Halcon’s drilling and completion spending now is set at $375-425 million, with all of the capital still to be directed to the Williston Basin and East Texas. About $20 million also is set aside for leasehold, infrastructure seismic and other expenses.

In November, Halcon set its capital budget at $750-950 million, which was half 2013 spending levels (see Shale Daily, Nov. 12, 2014).The rig count plans in November were cut to six from 11. Now Halcon is down to three rigs for 2015, with two now planned in the Fort Berthold area of the Williston, and one in East Texas.

Capital is to be directed where estimated ultimate recoveries (EUR) and output are higher than the type curves, said Halcon CEO Floyd Wilson.

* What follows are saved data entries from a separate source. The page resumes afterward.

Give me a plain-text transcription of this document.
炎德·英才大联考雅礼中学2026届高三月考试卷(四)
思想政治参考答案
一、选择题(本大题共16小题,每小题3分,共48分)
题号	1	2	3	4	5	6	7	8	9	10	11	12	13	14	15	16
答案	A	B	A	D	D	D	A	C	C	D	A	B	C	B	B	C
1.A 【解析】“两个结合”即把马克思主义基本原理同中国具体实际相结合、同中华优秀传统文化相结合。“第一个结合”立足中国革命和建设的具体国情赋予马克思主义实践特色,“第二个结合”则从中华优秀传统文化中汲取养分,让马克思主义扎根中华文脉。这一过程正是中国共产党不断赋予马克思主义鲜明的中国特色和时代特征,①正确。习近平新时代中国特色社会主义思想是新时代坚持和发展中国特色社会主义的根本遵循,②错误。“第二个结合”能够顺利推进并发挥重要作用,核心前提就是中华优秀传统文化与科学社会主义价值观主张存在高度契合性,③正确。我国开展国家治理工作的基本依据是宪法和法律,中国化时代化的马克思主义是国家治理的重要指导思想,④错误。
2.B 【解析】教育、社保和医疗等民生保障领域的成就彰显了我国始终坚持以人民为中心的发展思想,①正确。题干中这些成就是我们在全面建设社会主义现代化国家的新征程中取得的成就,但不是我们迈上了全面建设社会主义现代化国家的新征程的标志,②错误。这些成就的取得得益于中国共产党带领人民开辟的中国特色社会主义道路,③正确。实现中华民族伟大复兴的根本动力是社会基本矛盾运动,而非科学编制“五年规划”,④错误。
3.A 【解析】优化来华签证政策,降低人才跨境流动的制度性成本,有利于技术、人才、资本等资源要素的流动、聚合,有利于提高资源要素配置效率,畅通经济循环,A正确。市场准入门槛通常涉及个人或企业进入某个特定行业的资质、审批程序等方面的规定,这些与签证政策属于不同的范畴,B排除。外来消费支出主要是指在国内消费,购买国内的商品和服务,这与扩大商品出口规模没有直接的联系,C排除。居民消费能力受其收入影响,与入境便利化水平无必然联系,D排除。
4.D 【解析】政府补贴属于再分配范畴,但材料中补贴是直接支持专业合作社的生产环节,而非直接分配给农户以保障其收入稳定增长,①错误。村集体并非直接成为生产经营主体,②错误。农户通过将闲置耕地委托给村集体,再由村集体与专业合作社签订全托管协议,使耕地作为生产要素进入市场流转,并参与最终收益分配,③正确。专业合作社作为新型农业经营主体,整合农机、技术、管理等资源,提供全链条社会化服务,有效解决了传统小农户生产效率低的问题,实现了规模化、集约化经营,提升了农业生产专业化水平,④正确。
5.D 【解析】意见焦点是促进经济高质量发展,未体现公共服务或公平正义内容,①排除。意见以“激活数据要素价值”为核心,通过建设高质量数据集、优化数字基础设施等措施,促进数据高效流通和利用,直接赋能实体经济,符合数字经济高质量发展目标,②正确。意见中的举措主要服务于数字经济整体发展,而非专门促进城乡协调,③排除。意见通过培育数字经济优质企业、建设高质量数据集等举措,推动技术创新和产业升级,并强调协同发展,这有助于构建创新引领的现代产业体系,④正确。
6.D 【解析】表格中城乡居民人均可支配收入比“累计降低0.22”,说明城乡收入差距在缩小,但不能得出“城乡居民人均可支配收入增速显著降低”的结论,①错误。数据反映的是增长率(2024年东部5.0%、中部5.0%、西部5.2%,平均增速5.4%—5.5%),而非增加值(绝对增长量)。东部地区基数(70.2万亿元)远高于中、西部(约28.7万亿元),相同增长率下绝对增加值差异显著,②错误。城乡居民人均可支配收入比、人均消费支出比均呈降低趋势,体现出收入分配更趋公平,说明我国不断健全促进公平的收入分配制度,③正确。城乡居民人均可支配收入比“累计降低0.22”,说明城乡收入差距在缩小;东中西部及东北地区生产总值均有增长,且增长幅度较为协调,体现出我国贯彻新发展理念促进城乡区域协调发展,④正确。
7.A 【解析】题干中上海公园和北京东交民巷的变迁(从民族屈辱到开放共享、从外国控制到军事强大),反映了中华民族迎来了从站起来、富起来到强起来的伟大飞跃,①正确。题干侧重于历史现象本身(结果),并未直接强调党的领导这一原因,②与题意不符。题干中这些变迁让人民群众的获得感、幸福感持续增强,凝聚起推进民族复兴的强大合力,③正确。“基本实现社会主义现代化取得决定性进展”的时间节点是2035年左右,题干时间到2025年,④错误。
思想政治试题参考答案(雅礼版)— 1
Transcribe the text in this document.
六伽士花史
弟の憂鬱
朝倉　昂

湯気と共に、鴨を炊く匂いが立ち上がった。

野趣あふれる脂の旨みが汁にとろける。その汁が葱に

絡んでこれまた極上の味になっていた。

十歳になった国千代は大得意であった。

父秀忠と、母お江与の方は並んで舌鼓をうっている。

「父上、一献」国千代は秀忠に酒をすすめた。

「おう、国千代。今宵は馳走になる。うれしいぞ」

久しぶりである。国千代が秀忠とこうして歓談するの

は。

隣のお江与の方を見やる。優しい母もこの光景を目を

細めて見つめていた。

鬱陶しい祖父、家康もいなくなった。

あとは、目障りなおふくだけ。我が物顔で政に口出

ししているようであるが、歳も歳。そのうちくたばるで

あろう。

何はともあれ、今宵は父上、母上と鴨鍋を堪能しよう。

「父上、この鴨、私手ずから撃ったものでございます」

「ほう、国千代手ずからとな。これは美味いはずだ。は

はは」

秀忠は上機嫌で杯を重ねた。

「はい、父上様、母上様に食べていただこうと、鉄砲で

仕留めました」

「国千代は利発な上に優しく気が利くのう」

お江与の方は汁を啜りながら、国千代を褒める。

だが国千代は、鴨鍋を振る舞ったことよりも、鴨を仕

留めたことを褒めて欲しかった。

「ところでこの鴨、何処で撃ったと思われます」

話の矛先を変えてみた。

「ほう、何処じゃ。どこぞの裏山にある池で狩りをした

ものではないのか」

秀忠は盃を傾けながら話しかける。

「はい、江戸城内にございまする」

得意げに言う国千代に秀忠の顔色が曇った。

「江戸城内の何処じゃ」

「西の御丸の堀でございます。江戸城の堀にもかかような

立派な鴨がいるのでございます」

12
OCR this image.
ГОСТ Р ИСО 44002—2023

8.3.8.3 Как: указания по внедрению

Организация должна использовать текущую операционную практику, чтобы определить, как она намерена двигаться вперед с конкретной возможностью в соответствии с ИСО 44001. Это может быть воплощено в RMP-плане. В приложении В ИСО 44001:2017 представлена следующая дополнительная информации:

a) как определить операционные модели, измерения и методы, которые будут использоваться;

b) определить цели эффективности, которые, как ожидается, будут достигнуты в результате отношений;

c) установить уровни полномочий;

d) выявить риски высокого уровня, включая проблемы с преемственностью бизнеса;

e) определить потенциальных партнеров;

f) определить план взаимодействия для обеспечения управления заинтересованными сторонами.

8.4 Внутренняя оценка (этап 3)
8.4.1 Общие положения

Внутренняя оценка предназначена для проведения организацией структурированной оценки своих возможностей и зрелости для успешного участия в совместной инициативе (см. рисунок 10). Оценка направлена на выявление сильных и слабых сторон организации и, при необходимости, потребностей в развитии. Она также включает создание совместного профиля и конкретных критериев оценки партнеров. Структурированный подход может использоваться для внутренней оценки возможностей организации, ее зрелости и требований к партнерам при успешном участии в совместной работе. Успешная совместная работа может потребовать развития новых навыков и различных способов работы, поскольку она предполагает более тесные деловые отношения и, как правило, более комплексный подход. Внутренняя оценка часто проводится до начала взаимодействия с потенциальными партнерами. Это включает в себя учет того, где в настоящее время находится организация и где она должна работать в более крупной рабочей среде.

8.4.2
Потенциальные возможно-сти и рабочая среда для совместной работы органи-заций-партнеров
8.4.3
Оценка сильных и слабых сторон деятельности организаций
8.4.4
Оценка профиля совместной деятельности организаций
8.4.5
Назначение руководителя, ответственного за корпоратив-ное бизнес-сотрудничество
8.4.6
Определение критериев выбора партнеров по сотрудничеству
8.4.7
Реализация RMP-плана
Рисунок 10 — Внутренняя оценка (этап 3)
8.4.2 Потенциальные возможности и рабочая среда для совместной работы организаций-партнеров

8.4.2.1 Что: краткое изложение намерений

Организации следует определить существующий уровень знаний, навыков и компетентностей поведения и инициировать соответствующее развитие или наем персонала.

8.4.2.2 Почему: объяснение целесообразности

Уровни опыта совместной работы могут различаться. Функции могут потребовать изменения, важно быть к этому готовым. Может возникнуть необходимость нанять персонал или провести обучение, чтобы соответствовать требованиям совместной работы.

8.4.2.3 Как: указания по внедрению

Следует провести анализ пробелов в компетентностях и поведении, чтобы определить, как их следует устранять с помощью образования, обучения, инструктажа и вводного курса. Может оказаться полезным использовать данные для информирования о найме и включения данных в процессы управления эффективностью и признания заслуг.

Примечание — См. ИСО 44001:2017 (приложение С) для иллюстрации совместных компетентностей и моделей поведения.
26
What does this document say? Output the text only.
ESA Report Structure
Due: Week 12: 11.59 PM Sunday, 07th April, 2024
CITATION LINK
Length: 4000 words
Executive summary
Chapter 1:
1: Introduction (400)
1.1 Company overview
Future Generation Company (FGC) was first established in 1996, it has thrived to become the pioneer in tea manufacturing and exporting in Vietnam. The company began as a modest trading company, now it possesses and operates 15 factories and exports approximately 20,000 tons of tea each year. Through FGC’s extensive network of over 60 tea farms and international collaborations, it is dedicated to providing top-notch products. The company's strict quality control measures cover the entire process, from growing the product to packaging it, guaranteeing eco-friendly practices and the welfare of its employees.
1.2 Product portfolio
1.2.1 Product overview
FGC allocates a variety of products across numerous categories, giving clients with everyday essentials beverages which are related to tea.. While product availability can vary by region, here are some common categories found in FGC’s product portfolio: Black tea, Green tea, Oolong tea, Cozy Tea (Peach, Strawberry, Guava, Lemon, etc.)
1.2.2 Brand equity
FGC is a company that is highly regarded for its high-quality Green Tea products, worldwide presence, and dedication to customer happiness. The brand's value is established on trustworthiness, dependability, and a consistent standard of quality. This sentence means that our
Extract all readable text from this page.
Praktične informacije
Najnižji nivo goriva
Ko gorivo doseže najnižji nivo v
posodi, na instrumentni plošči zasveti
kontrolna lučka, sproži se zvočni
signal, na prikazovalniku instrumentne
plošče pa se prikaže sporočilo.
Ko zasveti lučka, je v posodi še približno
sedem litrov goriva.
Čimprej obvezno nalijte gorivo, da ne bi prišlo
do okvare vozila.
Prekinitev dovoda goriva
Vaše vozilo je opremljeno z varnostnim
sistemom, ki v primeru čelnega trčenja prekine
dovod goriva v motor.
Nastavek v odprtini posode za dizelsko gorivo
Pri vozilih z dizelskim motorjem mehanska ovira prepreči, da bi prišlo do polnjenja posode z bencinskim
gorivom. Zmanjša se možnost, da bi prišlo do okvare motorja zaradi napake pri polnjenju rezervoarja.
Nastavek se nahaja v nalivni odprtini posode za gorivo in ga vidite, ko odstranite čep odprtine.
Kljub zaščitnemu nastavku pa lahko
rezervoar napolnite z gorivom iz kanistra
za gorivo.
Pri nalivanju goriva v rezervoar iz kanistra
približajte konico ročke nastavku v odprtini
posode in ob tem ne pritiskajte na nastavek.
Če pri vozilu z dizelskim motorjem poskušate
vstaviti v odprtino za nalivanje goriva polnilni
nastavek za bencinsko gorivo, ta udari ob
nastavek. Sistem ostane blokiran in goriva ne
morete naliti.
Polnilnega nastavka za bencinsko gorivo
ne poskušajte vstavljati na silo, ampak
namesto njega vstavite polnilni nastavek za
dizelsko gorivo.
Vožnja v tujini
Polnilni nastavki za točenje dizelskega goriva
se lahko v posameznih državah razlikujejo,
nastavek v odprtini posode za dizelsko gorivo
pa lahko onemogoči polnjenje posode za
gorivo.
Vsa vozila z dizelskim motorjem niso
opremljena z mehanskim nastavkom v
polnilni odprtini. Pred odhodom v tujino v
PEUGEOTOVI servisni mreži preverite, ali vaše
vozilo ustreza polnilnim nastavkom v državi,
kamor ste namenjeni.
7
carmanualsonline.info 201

“Our plan is to deploy capital to assets where results indicate EURs and initial production rates higher than our published type curves. We are comfortable with our current liquidity position and we expect our strong hedge portfolio to continue generating income well into 2016.”

Total production is set to average 40,000-45,000 boe/d this year, compared to an average of 43,554 boe/d in 3Q2014. Wilson had said in November the company’s output would rise 15-20% this year.

“Although we are significantly hedged, the continued weakness in crude oil prices, combined with elevated service costs, calls for conservative planning,” Wilson said. “We expect to see these costs come down dramatically during 2015.”

Based on the midpoint of its 2015 production guidance range, Halcon is 88% hedged on its estimated oil volumes at a weighted average price of $87.29/bbl and 86% hedged on its estimated natural gas volumes at an average of $4.00/MMBtu. Eighty-four percent of this year’s production is expected to be oil, with 8% gas and 8% liquids.

Meanwhile, Oklahoma City-based Aubrey McClendon’s AELP affiliate American Energy-Permian Basin, LLC (AEPB) has realigned its planned drilling activity levels. The unit exited 2014 producing more than 20,000 boe/d net, with 4Q2014 output estimated at 15,500-16,000 boe/d.

AEPB ended last year with 106 gross operated horizontals in the Permian’s Wolfcamp Shale, exceeding a 100-plus goal. It had five operated rigs working Reagan County, TX, and plans were to increase that number to nine. However, no more rigs are to be added “until oil prices improve,” the company said.

“The company will continue to monitor market conditions and adjust activity levels accordingly with a key focus on maintaining adequate liquidity and delivering attractive returns,” management said.

AEPB has oil swaps and purchased puts at an average weighted price of $91.68/bbl on close to 4.7 million bbl, or around 70% of anticipated output this year. The company also has secured basis protection between Midland, TX, and Cushing, OK, markets at a weighted average discount to Cushing of $2.41/bbl on 2.6 million bbl. The natural gas hedging position includes swaps of $4.62/Mcf on a total of 502 MMcf, or 29% of its anticipated production for 1Q2015.